Eine Gruppe chinesischer Gastronomen hatte über Jahrzehnte hinweg tausende Intellektuelle entführt. Unter den Geiseln befanden sich vor allem Geisteswissenschaftler und Philosophen. Sie wurden unter sklavenähnlichen Bedingungen gezwungen, sinnvollere Sprüche für ihre Glückskekse zu verfassen.
Der sogenannte Glückskeks-Skandal ist ebenso verstörend wie grotesk – und kam nur durch einen Zufall ans Licht. Eigentlich recherchierten Reporter des Magazins „Ethik heute“, wie es in der westlichen Welt um die Moral bestellt sei. Dabei fiel ihnen auf, dass es in Talkshows immer schwieriger wurde, echte Experten zu finden, die kluge Dinge sagen konnten.

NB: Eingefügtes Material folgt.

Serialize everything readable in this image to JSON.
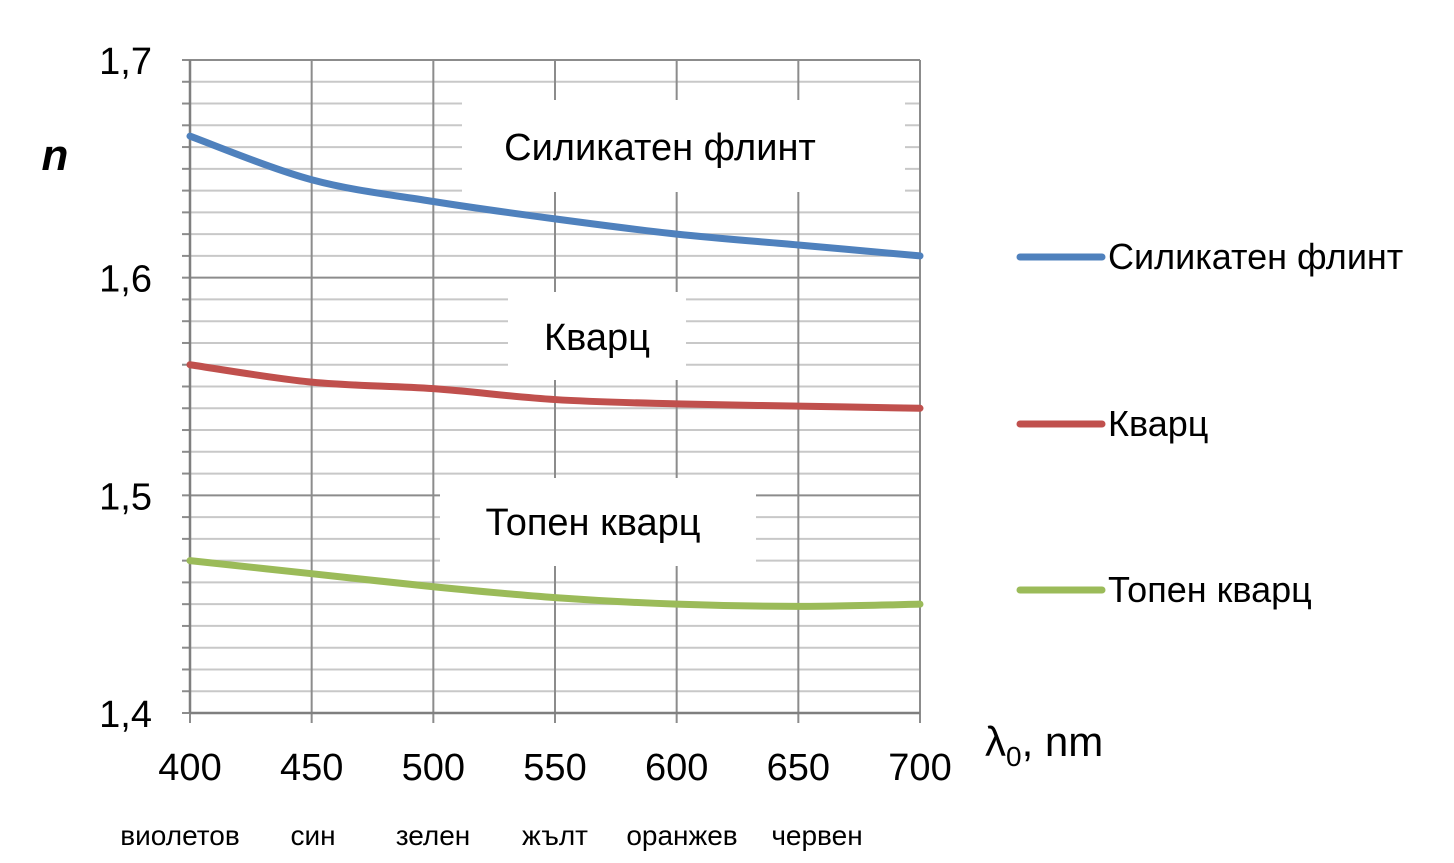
{
  "chart_data": {
    "type": "line",
    "ylabel": "n",
    "xlabel": "λ",
    "xlabel_subscript": "0",
    "xlabel_unit": ", nm",
    "x": [
      400,
      450,
      500,
      550,
      600,
      650,
      700
    ],
    "x_tick_labels": [
      "400",
      "450",
      "500",
      "550",
      "600",
      "650",
      "700"
    ],
    "color_names": [
      "виолетов",
      "син",
      "зелен",
      "жълт",
      "оранжев",
      "червен"
    ],
    "y_tick_labels": [
      "1,4",
      "1,5",
      "1,6",
      "1,7"
    ],
    "ylim": [
      1.4,
      1.7
    ],
    "xlim": [
      400,
      700
    ],
    "grid": true,
    "legend_position": "right",
    "series": [
      {
        "name": "Силикатен флинт",
        "color": "#4f81bd",
        "values": [
          1.665,
          1.645,
          1.635,
          1.627,
          1.62,
          1.615,
          1.61
        ],
        "annotation": "Силикатен флинт"
      },
      {
        "name": "Кварц",
        "color": "#c0504d",
        "values": [
          1.56,
          1.552,
          1.549,
          1.544,
          1.542,
          1.541,
          1.54
        ],
        "annotation": "Кварц"
      },
      {
        "name": "Топен кварц",
        "color": "#9bbb59",
        "values": [
          1.47,
          1.464,
          1.458,
          1.453,
          1.45,
          1.449,
          1.45
        ],
        "annotation": "Топен кварц"
      }
    ]
  }
}
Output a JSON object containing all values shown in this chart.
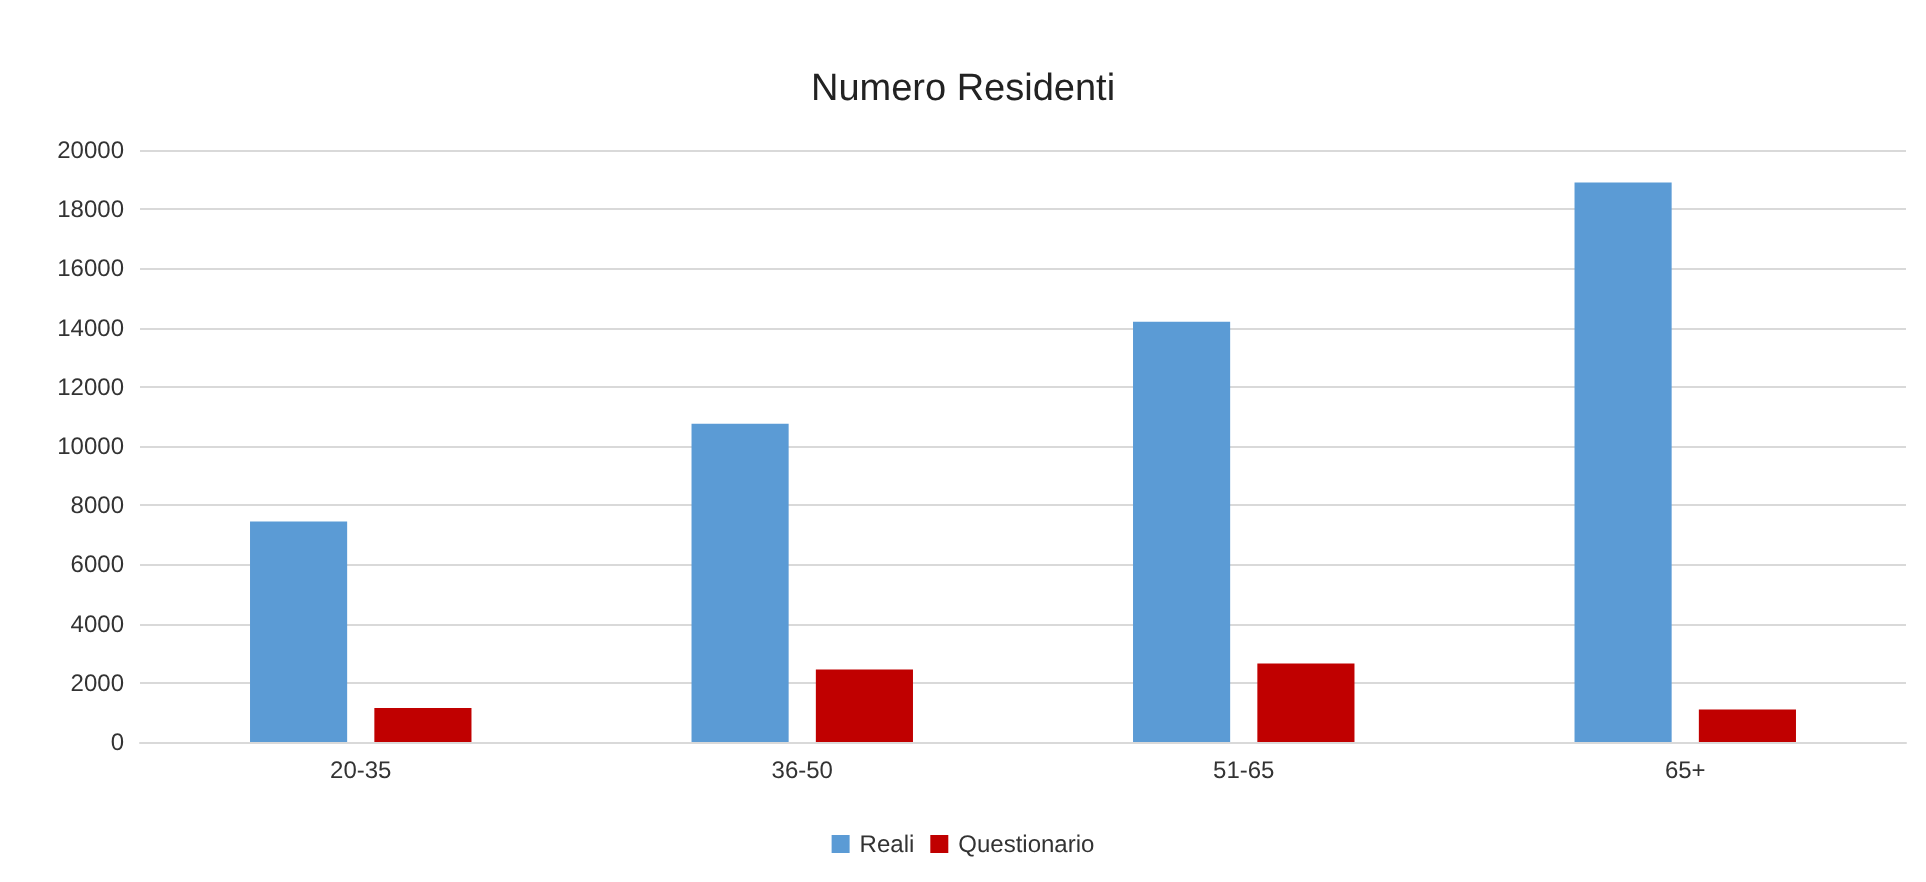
{
  "chart_data": {
    "type": "bar",
    "title": "Numero Residenti",
    "categories": [
      "20-35",
      "36-50",
      "51-65",
      "65+"
    ],
    "series": [
      {
        "name": "Reali",
        "color": "#5b9bd5",
        "values": [
          7450,
          10750,
          14200,
          18900
        ]
      },
      {
        "name": "Questionario",
        "color": "#c00000",
        "values": [
          1150,
          2450,
          2650,
          1100
        ]
      }
    ],
    "ylim": [
      0,
      20000
    ],
    "yticks": [
      0,
      2000,
      4000,
      6000,
      8000,
      10000,
      12000,
      14000,
      16000,
      18000,
      20000
    ],
    "grid": "y",
    "legend": "bottom"
  }
}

Da Moral bekanntlich warten kann, nahmen die Reporter die neue Spur auf – und stießen bald auf eine der erschütterndsten Enthüllungen der letzten zwanzig Jahre. Sie deckten nicht nur ein systematisches Entführungsnetzwerk auf, sondern retteten womöglich die letzten Intellektuellen der zivilisierten Welt.
Ausgerechnet die Vielzahl belangloser Talkshows, in denen man ansonsten über „alles und nichts“ debattiert, spielte dabei eine entscheidende Rolle. Ohne deren intellektuellen Notstand wäre das Verschwinden der Denker wohl nie aufgefallen. So aber führte die seichte Oberfläche der Medienlandschaft – paradoxerweise – in die Tiefe eines internationalen Skandals.
Die Hoffnung ist nun groß, dass nach der Genesung der befreiten Geisteswissenschaftler und Philosophen die öffentliche Debatte wieder an Tiefe gewinnt – klüger, kontroverser und nicht länger in Keksform komprimiert. Dennoch sollten Zuschauer von Diskussionssendungen vorerst nicht zu viel erwarten. Ein kurzer Blick in den nächsten Glückskeks könnte nach wie vor die klügere Lektüre sein.
Warum das Verschwinden so vieler Intellektueller über Jahre hinweg niemandem auffiel, konnten die Reporter bis heute nicht beantworten. Ebenso wenig, wie es derzeit eigentlich um die Moral in der westlichen Welt steht.
Update vom 14.12.2020
Topmanager westlicher Großkonzerne verurteilen das Vorgehen der chinesischen Gastronomen aufs Schärfste. In einer gemeinsamen Werbeaktion wollen sie ein Zeichen für mehr Menschlichkeit setzen. „Menschen zur eigenen Bereicherung auszubeuten, ist einfach unmoralisch“, hieß es in einer Pressemitteilung – veröffentlicht direkt nach einer Preisverleihung für nachhaltige Renditeoptimierung.